Sir Edmund was the great-great grandson of Sir Nicholas Bacon, first Baronet Bacon of Redgrave, Lord Keeper of the Great Seal to Elizabeth I. Sir Nicholas had a great deal of land in East Anglia and London, much of it former monastic land, acquired during the Reformation in the 16th century.
Sir Edmund was the fourth Baronet Bacon of Redgrave, born in Ryburgh, Norfolk in 1634. He attended Caius College, Cambridge from the age of 14 and, aged around 21, inherited the title from his grandfather. In 1666 he was also appointed High Sheriff of Suffolk.
A Deed of Settlement held at Norfolk Record Office showed that Wyverstone was still in the hands of Sir Edmund in 1674. He died in 1685 and was buried at St Mary the Virgin Church, Redgrave, Suffolk and his will was proved at the Prerogative Court of Canterbury. As there was also a Sir Edmund Bacon of Gillingham whose dates overlap, care must be taken to avoid confusion.
There are few manorial documents held in Suffolk for Wyverstone. A check of the Manorial Documents Register showed that the majority of the court records up to 1657 are held in the University of Chicago Library, Special Collections. For the date of these documents, the late 1660s, the only reference to manorial court records is 1599-1711 court extracts (compiled in the 18th century), held at Suffolk Record Office, Ipswich Branch (ref. HA407/6022), although this is not shown in the Ipswich Record Office online catalogue. It would appear therefore that this is indeed a new find, not currently included in the Manorial Documents Register.

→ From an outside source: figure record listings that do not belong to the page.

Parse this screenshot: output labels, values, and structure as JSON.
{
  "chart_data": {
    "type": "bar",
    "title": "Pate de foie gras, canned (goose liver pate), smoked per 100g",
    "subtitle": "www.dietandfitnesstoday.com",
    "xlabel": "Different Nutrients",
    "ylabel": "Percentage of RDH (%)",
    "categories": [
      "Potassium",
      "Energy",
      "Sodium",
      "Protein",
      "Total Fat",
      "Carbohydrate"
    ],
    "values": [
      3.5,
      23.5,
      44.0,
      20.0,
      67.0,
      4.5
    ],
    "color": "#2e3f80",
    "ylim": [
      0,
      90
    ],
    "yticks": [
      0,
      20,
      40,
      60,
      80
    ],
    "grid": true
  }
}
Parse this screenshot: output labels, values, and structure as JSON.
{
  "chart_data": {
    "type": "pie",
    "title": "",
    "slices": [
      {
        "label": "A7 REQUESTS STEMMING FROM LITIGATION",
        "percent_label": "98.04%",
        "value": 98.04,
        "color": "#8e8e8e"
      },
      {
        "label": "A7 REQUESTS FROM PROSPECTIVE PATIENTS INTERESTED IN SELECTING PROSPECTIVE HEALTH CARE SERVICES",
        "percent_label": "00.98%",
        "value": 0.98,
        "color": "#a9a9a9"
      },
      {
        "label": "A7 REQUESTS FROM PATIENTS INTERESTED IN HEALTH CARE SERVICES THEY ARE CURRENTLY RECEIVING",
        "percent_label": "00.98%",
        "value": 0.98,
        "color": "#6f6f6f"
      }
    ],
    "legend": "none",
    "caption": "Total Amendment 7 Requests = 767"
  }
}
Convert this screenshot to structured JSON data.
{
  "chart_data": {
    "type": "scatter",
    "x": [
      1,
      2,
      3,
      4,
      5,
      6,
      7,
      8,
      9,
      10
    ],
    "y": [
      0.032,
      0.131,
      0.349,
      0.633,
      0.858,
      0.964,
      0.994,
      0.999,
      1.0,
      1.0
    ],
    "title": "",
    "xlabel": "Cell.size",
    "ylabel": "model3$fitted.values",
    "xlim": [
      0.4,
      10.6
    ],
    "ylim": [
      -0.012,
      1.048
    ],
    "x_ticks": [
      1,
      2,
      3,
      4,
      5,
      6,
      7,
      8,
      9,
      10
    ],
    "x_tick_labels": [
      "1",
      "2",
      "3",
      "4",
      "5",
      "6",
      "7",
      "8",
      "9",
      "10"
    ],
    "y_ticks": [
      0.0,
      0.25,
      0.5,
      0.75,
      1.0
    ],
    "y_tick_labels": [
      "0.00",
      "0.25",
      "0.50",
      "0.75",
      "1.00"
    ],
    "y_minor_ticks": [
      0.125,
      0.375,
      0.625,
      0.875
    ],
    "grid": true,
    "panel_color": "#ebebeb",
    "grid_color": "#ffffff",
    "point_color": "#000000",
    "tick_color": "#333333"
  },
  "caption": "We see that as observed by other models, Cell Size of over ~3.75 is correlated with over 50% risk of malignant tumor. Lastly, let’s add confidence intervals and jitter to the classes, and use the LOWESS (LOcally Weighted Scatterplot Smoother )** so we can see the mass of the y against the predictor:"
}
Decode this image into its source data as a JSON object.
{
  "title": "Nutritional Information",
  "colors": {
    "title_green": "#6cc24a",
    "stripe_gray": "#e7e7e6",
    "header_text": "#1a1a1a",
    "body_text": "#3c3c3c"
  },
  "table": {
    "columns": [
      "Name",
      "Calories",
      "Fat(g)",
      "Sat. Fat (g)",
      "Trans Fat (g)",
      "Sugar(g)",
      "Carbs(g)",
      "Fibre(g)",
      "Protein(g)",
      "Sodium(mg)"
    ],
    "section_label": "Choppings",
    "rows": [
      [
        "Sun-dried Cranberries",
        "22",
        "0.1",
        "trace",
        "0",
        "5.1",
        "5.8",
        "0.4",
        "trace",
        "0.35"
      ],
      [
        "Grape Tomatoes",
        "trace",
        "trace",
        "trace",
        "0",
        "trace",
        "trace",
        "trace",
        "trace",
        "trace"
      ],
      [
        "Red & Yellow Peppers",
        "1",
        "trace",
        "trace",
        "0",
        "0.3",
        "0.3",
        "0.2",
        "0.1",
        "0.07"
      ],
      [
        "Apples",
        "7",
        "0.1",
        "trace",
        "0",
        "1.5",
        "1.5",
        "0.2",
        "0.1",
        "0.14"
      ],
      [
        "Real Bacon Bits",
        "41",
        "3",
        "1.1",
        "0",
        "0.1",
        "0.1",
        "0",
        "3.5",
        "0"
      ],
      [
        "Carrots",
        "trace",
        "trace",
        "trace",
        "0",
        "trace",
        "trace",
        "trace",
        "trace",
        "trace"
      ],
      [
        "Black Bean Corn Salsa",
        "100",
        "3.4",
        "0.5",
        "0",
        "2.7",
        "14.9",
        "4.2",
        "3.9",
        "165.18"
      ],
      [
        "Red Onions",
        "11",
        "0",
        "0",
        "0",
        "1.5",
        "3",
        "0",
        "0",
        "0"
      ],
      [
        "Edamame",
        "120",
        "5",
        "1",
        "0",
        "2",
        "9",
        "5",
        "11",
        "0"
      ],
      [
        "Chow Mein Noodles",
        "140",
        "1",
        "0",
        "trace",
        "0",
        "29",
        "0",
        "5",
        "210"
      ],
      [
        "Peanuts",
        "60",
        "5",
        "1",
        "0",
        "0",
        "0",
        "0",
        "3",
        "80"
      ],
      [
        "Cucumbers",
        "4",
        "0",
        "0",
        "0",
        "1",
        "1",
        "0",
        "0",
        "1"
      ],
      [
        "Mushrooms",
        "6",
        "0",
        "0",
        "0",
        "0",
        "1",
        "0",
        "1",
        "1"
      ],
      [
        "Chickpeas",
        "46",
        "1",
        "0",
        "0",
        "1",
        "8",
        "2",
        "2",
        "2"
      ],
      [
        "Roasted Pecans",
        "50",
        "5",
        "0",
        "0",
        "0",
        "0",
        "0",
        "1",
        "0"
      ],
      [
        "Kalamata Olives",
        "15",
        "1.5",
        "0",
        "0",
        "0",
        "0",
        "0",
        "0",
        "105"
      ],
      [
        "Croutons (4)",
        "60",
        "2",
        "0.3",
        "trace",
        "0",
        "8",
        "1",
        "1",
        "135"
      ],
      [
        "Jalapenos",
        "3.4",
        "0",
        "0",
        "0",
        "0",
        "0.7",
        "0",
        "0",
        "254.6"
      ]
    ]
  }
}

So, what is next for this fascinating document? Kathy and Paul are very keen to ensure that it is relocated to the appropriate local archives. Coincidentally, Paul used to work with Bridget Hanley of the Suffolk Record Office at Ipswich. He has been in touch with her and is making arrangements for the documents to be safely transported there to Suffolk, where they can be examined by experts on this area of England.
Asked how they felt about this unexpected find, Kathy and Paul said that it had been a privilege to have these court rolls temporarily. In this Border Reiver area, there has been a long-standing tradition of relieving the English of their goods but fortunately, this time, they will be making their way back to their true home.